這男人長得太過妖嬈,面容不同於北堂公子的那種深邃立體美,而是一種精致近乎完美的媚!他的長相絲毫不顯得陰柔,卻有著比女人還要完美的五官,從狹長微挑的眸,到晶瑩挺直的鼻梁,再到那兩瓣泛著水潤光澤的薄唇,無一不讓人驚艷。

“畫畫,到了。”那男子對著正在下馬車的女子道,壓低放柔的聲音帶著一種說不出的魅惑,好似聽了這聲音心裏都來蕩漾起一圈漣漪似的。

似乎註意到外人的視線,那人慢慢轉頭,看向兩個打量他的下人,那一瞬間的目光陰沈毒辣得讓人覺得恍若被毒蛇盯上了一樣,渾身發怵。

果然……越美的人越是可怕。

兩個下人立馬移開了目光,眼角餘光卻掃到了那個最後下車的女人。那女子亦是十分貌美,跟蠱疆那些上位者裏的女人不同,她的美是充滿靈動和生機的,特別是那雙晶亮若星的眸子,看著一個人的時候,那人的整個身影都能倒影其中。

而剛才被他們忽視的兩個跟在馬車一側的陌生人,此時端詳之後,也發現氣質不凡。

這些人他們以前絕對沒有見過,而幾乎是見了一眼,兩人就能肯定這些人不是歃血族族人。擁有這等相貌的人若是歃血族族人的話,祭司堂的人又豈會不知,沒有什麽能逃過祭司堂的眼睛。

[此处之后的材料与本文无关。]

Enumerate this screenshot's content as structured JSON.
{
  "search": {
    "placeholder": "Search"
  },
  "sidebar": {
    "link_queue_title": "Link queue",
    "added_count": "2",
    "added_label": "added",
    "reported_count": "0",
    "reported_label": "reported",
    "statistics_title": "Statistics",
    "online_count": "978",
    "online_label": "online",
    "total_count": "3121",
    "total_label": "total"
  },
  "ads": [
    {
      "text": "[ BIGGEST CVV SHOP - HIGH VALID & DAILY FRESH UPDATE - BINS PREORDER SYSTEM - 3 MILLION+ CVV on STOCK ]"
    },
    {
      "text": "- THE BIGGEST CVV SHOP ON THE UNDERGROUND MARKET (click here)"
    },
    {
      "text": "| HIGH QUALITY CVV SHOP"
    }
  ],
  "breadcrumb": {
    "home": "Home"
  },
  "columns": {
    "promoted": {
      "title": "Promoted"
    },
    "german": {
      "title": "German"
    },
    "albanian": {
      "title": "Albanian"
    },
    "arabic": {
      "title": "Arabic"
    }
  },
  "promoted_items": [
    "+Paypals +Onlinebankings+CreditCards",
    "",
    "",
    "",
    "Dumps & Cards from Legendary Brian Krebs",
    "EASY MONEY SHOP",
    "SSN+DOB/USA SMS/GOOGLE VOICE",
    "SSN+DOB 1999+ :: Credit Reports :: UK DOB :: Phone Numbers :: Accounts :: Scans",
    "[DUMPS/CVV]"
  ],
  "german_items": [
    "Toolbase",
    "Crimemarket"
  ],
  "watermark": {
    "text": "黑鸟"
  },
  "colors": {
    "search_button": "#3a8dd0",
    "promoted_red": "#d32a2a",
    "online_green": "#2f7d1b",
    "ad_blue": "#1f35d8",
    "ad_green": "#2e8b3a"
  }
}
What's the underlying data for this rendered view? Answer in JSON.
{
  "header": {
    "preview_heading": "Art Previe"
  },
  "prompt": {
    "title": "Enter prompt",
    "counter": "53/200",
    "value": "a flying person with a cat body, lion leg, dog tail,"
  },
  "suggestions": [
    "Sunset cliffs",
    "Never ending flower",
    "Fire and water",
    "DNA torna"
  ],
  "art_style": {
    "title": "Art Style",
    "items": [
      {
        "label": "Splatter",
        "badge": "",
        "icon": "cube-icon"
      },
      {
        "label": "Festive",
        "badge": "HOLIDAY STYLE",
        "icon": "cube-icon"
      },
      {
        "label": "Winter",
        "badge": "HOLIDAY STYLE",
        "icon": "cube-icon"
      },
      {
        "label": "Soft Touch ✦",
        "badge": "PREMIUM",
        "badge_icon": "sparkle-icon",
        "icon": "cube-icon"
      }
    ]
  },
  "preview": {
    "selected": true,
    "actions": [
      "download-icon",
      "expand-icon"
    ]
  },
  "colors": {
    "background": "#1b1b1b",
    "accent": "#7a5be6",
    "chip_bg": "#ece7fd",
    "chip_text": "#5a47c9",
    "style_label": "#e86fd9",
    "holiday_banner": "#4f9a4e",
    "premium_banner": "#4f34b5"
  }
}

“若青,若石,你們怎麽來了?”北堂洌掃了兩人一眼,問道,然後調頭對劉叔說,“劉叔,你先去安置馬車吧,這馬跑了一路,也沒怎麽吃草。”

劉叔淡笑道:“知道了,我這就去。”之後,牽著馬朝右側的小道走去,那邊似乎有個專門安置車馬的大棚。只是這劉叔走前,還不忘朝姬沐離幾人投去意味深長的一眼。

“北堂公子,大長老有事找您,讓小的吩咐你回來後過去一趟。”那個冬瓜臉的若青回道,態度十分恭敬。

“好像是關於此次試煉的事情。”圓臉的若石補道。

“哦?”北堂洌聲調一揚,淺笑著轉了轉手中的瓶子,“大師伯什麽時候如此關心我的事情了。”